In another shocking twist, Nkunda, an ethnic Tutsi closely aligned with the Rwandan government, was arrested by Rwandan troops and taken to Kigali, where he is currently reportedly in custody. The general had been facing opposition from within the CNDP and had recently cancelled several press engagements.
Neither the Rwandans nor the Congolese governments have commented on the arrest.
Amidst the chaos, the news means little to Bengehya and the other refugees, most of who are loyal to the Congolese government and distrust the Rwandans.
“I just want to find food today and to go home soon,” she says.
Humanitarian agencies estimate that hundreds of thousands more have been raped or sexually assaulted since 1998 and according to local health officials, most refugees – like Bengehya – have suffered severe mental trauma.
Ten kilometres from Goma at the Kibati II refugee camp, Justine Najua welcomes visitors with a warm smile into a small tent tucked into the back corner of the camp’s health compound.
The tent is called a Maison d’Ecoute (Listening House) and until Wednesday, was less than one kilometre from the front lines of the war.
“This is where people can come if their troubles overwhelm them,” the 31-year-old clinician says.
The tent is operated by the International Committee of the Red Cross (ICRC) and is on the front lines of a major humanitarian effort to address the mental trauma caused by the war.
“The people who come through here have so many problems – many have no homes, no food, their families have been killed or their kids have disappeared,” Najua says.
“We have people who are so traumatized but have to put aside their own problems – some even forget that they themselves were raped,” she adds.

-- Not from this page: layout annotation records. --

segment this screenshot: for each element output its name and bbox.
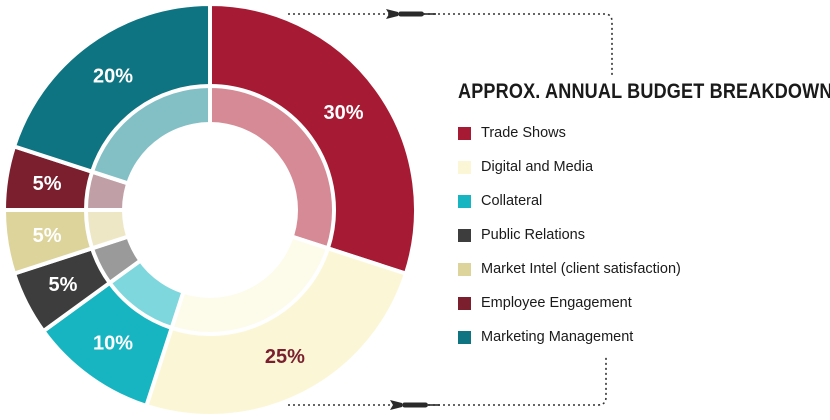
slice-label-public-relations: 5% — [49, 274, 78, 296]
legend-label: Public Relations — [481, 227, 585, 243]
legend-swatch — [458, 126, 471, 140]
slice-label-trade-shows: 30% — [323, 102, 363, 124]
dart-icon — [390, 400, 440, 410]
legend-swatch — [458, 330, 471, 344]
connector-bottom-line — [288, 356, 607, 406]
legend-item-trade-shows: Trade Shows — [458, 116, 830, 150]
legend-swatch — [458, 262, 471, 276]
legend-item-marketing-management: Marketing Management — [458, 320, 830, 354]
legend-swatch — [458, 228, 471, 242]
legend: APPROX. ANNUAL BUDGET BREAKDOWN Trade Sh… — [458, 80, 830, 354]
legend-item-public-relations: Public Relations — [458, 218, 830, 252]
dart-connector — [288, 9, 613, 410]
slice-label-marketing-management: 20% — [93, 66, 133, 88]
legend-swatch — [458, 160, 471, 174]
legend-label: Collateral — [481, 193, 543, 209]
legend-swatch — [458, 194, 471, 208]
legend-items: Trade Shows Digital and Media Collateral Pu… — [458, 116, 830, 354]
legend-label: Trade Shows — [481, 125, 566, 141]
slice-label-market-intel-client-satisfaction: 5% — [33, 225, 62, 247]
legend-label: Employee Engagement — [481, 295, 632, 311]
legend-item-employee-engagement: Employee Engagement — [458, 286, 830, 320]
slice-label-digital-and-media: 25% — [265, 346, 305, 368]
slice-label-employee-engagement: 5% — [33, 173, 62, 195]
legend-label: Digital and Media — [481, 159, 594, 175]
legend-label: Marketing Management — [481, 329, 634, 345]
donut-hole — [122, 122, 298, 298]
legend-item-collateral: Collateral — [458, 184, 830, 218]
legend-swatch — [458, 296, 471, 310]
slice-label-collateral: 10% — [93, 332, 133, 354]
legend-label: Market Intel (client satisfaction) — [481, 261, 681, 277]
dart-icon — [386, 9, 436, 19]
legend-item-digital-and-media: Digital and Media — [458, 150, 830, 184]
legend-item-market-intel-client-satisfaction: Market Intel (client satisfaction) — [458, 252, 830, 286]
chart-title: APPROX. ANNUAL BUDGET BREAKDOWN — [458, 80, 830, 103]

The ICRC offers counselling and referrals to psychiatric teams for the more serious cases.
“If we don’t intervene, the problems can get much worse,” Najua says.
Najua says that women who have been sexually assaulted are often rejected by their communities, further compounding the trauma.

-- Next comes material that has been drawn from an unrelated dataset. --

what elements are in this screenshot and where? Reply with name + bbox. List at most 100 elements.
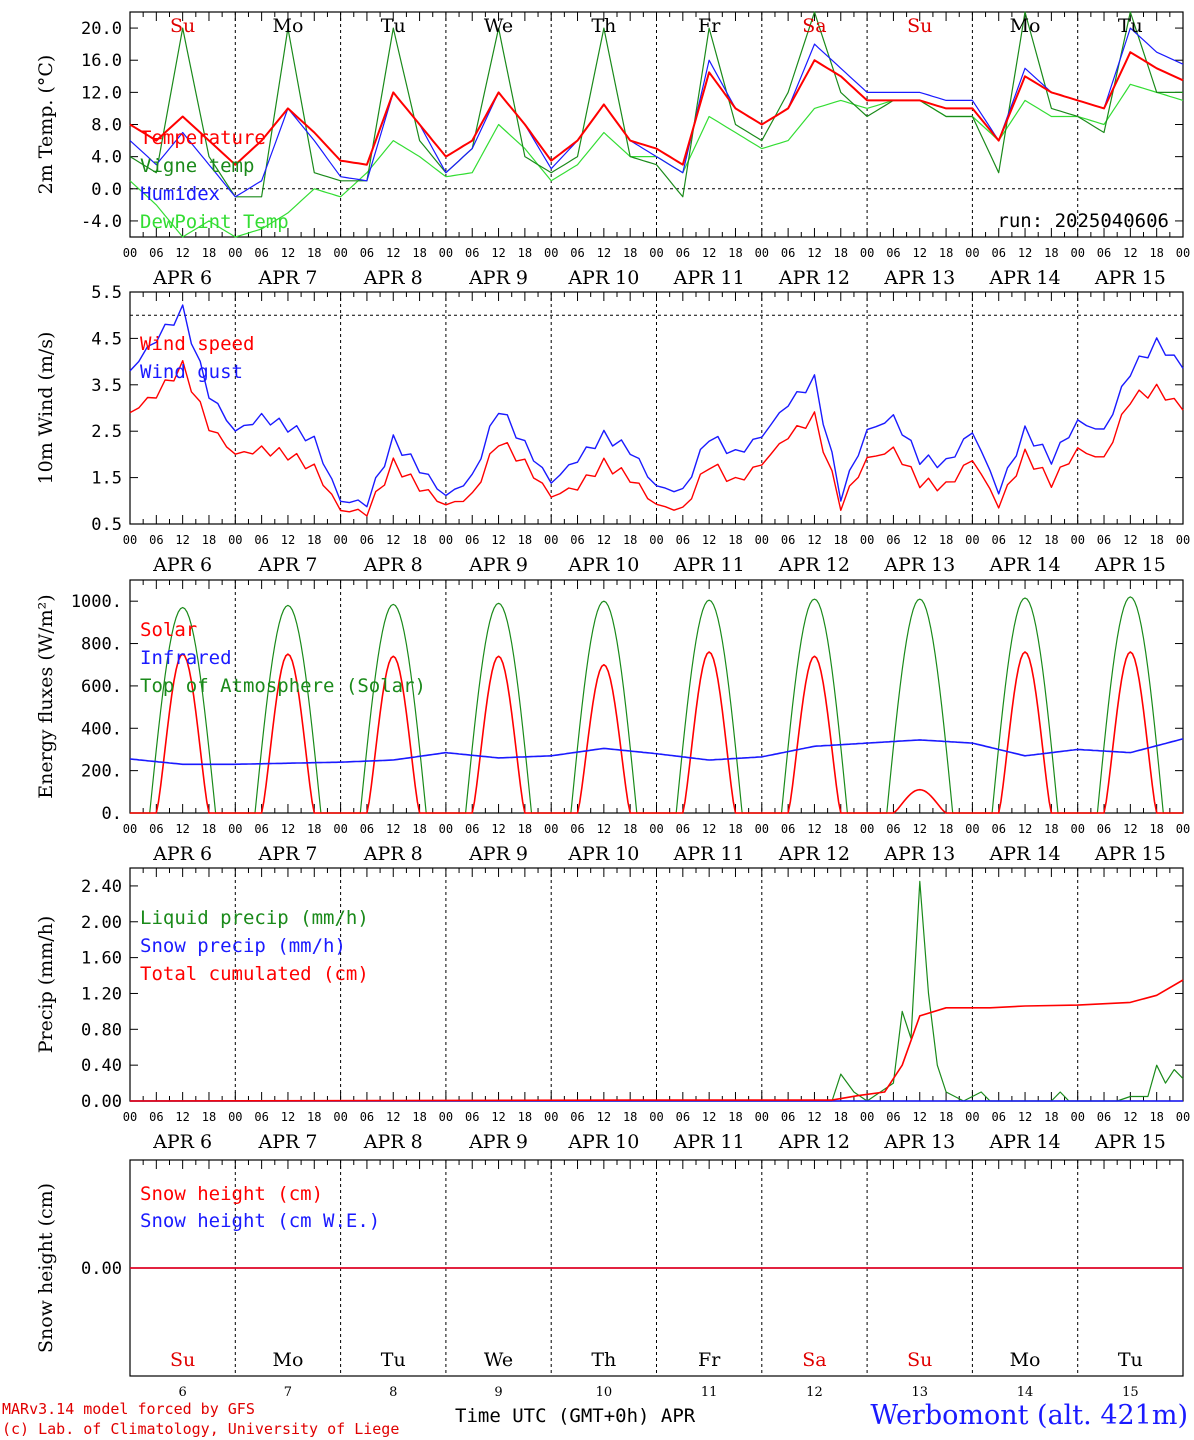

Since November, the Maison d’Ecoute has treated over 160 cases of mental trauma. An estimated 40 to 70 per cent of refugees live in public spaces or with host families and getting aid to them has proven next to impossible.
Care for the mentally traumatized will have to last for years after the conflict ends, Najua says.
“I hear terrible things,” Najua says with a tired laugh. “Sometimes I feel like I am a secondary victim.”